The electoral landscape that confronted Democrats of Biden’s generation is almost unimaginable for today’s younger party activists.
Biden, a lawyer, began his political career in 1970 by winning a seat on the county council of New Castle, Delaware, which included Wilmington, the state’s largest city. Two years later, he won election to the US Senate, just weeks before his 30th birthday. He served in the Senate for the next 36 years, until he joined President Barack Obama as his vice president in 2009.
Over that period, the country — and the Democratic coalition — experienced enormous demographic change. In the 1976 election, when Democrat Jimmy Carter won the presidency, whites without college degrees composed 70% of all voters, according to an analysis of census data by the nonpartisan States of Change project. Minority voters — almost all of them African-American — made up only about 11% of voters then, with college-educated whites providing the remaining 19%.
Even as late as 1992, when President Bill Clinton was first elected, those blue-collar whites still represented about 60% of all voters, with college whites composing about 25% and minorities the remaining 15%. According to the States of Change calculations, working-class white voters cast a majority of the votes in every presidential election until 2008 (when they represented 48% of the voters).

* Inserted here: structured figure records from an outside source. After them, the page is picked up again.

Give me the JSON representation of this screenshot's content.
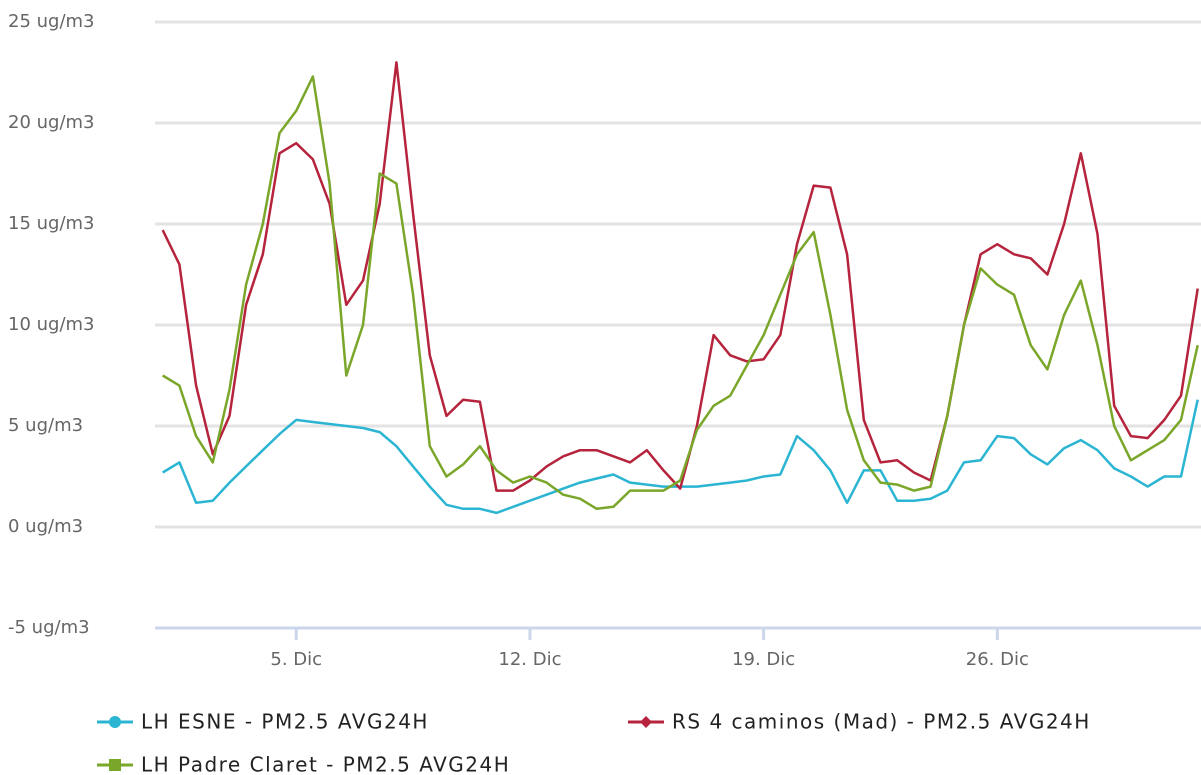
{
  "chart_data": {
    "type": "line",
    "x": [
      1,
      1.5,
      2,
      2.5,
      3,
      3.5,
      4,
      4.5,
      5,
      5.5,
      6,
      6.5,
      7,
      7.5,
      8,
      8.5,
      9,
      9.5,
      10,
      10.5,
      11,
      11.5,
      12,
      12.5,
      13,
      13.5,
      14,
      14.5,
      15,
      15.5,
      16,
      16.5,
      17,
      17.5,
      18,
      18.5,
      19,
      19.5,
      20,
      20.5,
      21,
      21.5,
      22,
      22.5,
      23,
      23.5,
      24,
      24.5,
      25,
      25.5,
      26,
      26.5,
      27,
      27.5,
      28,
      28.5,
      29,
      29.5,
      30,
      30.5,
      31,
      31.5,
      32
    ],
    "series": [
      {
        "name": "LH ESNE - PM2.5 AVG24H",
        "color": "#2bb5d2",
        "marker": "circle",
        "values": [
          2.7,
          3.2,
          1.2,
          1.3,
          2.2,
          3.0,
          3.8,
          4.6,
          5.3,
          5.2,
          5.1,
          5.0,
          4.9,
          4.7,
          4.0,
          3.0,
          2.0,
          1.1,
          0.9,
          0.9,
          0.7,
          1.0,
          1.3,
          1.6,
          1.9,
          2.2,
          2.4,
          2.6,
          2.2,
          2.1,
          2.0,
          2.0,
          2.0,
          2.1,
          2.2,
          2.3,
          2.5,
          2.6,
          4.5,
          3.8,
          2.8,
          1.2,
          2.8,
          2.8,
          1.3,
          1.3,
          1.4,
          1.8,
          3.2,
          3.3,
          4.5,
          4.4,
          3.6,
          3.1,
          3.9,
          4.3,
          3.8,
          2.9,
          2.5,
          2.0,
          2.5,
          2.5,
          6.3
        ]
      },
      {
        "name": "RS 4 caminos (Mad) - PM2.5 AVG24H",
        "color": "#b5243c",
        "marker": "diamond",
        "values": [
          14.7,
          13.0,
          7.0,
          3.6,
          5.5,
          11.0,
          13.5,
          18.5,
          19.0,
          18.2,
          16.0,
          11.0,
          12.2,
          16.0,
          23.0,
          15.5,
          8.5,
          5.5,
          6.3,
          6.2,
          1.8,
          1.8,
          2.3,
          3.0,
          3.5,
          3.8,
          3.8,
          3.5,
          3.2,
          3.8,
          2.8,
          1.9,
          5.0,
          9.5,
          8.5,
          8.2,
          8.3,
          9.5,
          14.0,
          16.9,
          16.8,
          13.5,
          5.3,
          3.2,
          3.3,
          2.7,
          2.3,
          5.5,
          10.0,
          13.5,
          14.0,
          13.5,
          13.3,
          12.5,
          15.0,
          18.5,
          14.5,
          6.0,
          4.5,
          4.4,
          5.3,
          6.5,
          11.8
        ]
      },
      {
        "name": "LH Padre Claret - PM2.5 AVG24H",
        "color": "#7aa62a",
        "marker": "square",
        "values": [
          7.5,
          7.0,
          4.5,
          3.2,
          6.8,
          12.0,
          15.0,
          19.5,
          20.6,
          22.3,
          17.0,
          7.5,
          10.0,
          17.5,
          17.0,
          11.5,
          4.0,
          2.5,
          3.1,
          4.0,
          2.8,
          2.2,
          2.5,
          2.2,
          1.6,
          1.4,
          0.9,
          1.0,
          1.8,
          1.8,
          1.8,
          2.3,
          4.8,
          6.0,
          6.5,
          8.0,
          9.5,
          11.5,
          13.5,
          14.6,
          10.5,
          5.8,
          3.3,
          2.2,
          2.1,
          1.8,
          2.0,
          5.5,
          10.0,
          12.8,
          12.0,
          11.5,
          9.0,
          7.8,
          10.5,
          12.2,
          9.0,
          5.0,
          3.3,
          3.8,
          4.3,
          5.3,
          9.0
        ]
      }
    ],
    "xlim": [
      0.77,
      32.1
    ],
    "xticks": [
      {
        "value": 5,
        "label": "5. Dic"
      },
      {
        "value": 12,
        "label": "12. Dic"
      },
      {
        "value": 19,
        "label": "19. Dic"
      },
      {
        "value": 26,
        "label": "26. Dic"
      }
    ],
    "ylim": [
      -5,
      25
    ],
    "yticks": [
      {
        "value": -5,
        "label": "-5 ug/m3"
      },
      {
        "value": 0,
        "label": "0 ug/m3"
      },
      {
        "value": 5,
        "label": "5 ug/m3"
      },
      {
        "value": 10,
        "label": "10 ug/m3"
      },
      {
        "value": 15,
        "label": "15 ug/m3"
      },
      {
        "value": 20,
        "label": "20 ug/m3"
      },
      {
        "value": 25,
        "label": "25 ug/m3"
      }
    ],
    "grid": true
  }
}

African-American voters were already reliable Democrats by the 1970s, having moved decisively toward the party after the passage of the landmark civil rights laws in the 1960s. But white-collar whites in that period still leaned heavily toward the Republican Party: During the three presidential elections of the 1980s, Presidents Ronald Reagan and then George H.W. Bush carried college-educated whites by at lest 20 percentage points each time.
The result that Democrats in almost every state — and certainly in presidential elections — relied on an electoral coalition centered primarily on whites without college degrees and secondarily on African-Americans. In 1980, for instance, fully 60% of Carter’s votes in his losing race against Reagan came from working-class whites, according to calculations by longtime Democratic elections analyst Ruy Teixeira, one of the founders of the States of Change project.

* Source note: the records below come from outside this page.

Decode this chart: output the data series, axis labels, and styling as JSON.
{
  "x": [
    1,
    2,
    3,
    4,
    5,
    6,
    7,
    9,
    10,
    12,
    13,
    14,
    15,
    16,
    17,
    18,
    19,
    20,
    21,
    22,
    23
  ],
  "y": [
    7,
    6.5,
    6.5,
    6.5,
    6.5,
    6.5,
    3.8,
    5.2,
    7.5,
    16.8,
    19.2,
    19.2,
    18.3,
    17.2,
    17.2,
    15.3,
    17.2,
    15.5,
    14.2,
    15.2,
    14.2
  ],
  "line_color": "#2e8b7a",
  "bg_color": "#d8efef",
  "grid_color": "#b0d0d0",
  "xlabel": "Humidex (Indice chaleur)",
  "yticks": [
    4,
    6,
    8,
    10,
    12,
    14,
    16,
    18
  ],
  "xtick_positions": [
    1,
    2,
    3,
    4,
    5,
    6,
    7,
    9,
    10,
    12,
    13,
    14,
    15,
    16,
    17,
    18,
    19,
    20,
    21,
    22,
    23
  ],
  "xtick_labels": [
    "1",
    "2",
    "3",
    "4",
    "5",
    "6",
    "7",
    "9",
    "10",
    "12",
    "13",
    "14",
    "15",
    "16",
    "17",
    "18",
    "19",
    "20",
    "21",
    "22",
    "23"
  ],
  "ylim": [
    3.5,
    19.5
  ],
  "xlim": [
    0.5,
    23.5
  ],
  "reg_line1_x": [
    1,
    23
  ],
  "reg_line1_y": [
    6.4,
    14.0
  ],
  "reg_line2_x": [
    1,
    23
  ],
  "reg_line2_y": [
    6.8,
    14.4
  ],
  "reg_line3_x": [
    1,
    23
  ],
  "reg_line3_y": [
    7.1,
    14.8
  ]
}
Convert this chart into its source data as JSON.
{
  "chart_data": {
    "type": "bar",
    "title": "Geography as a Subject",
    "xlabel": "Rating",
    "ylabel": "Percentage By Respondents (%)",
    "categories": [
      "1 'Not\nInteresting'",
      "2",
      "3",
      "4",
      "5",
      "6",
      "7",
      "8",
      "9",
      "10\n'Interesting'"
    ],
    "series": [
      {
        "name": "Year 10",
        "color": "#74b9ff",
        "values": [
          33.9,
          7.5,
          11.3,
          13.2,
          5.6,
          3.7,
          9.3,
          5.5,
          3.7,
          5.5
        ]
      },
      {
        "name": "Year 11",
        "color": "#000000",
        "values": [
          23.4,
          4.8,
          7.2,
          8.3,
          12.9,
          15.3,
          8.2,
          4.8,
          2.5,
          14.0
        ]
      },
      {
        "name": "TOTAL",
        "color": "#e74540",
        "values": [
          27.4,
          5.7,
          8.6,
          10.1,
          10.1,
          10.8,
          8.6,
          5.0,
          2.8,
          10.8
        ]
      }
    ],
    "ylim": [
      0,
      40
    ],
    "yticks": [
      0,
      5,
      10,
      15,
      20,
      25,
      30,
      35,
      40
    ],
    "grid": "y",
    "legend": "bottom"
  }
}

“That’s a world that is gone, and it is easy for people to forget how different things were back then, both in terms of voting behavior and relative size of the groups,” says Teixeira, co-author of “America’s Forgotten Majority,” a 2000 book about the white working class.
By 2016, blue-collar whites, in stark contrast, accounted for slightly less than 30% of the votes that Hillary Clinton won. That was partly because the group continued its long-term decline as a share of the total vote (reaching 44% by the States of Change calculations), but also because it broke so decisively toward Donald Trump. Minorities, including growing populations of Hispanics and Asian-Americans, provided about 40% of Clinton’s votes, while whites with college degrees, among whom Democrats have gained strength steadily since the 1990s, contributed the remaining 30% or so.
Younger Democrats reared in a political world where the party mobilized that latter coalition have little experience with the choices the party faced in the 1970s and 1980s. The principal electoral challenge facing Democrats during the first decades of Biden’s career was crafting an agenda and message that could unite working-class whites and African-Americans.
“It was the central issue,” said Democratic pollster Stanley B. Greenberg, who became nationally known from his studies of white working-class alienation from the Democratic Party in Macomb County, Michigan, after the 1984 election. “Jimmy Carter, Bill Clinton, were seen as very responsive to African-American voters in their time, yet they were also candidates who stretched to reach white working-class voters. You could not contemplate being successful and sustainable as a national party through Bill Clinton without making an imperative of (attracting) very strong support with both those groups.”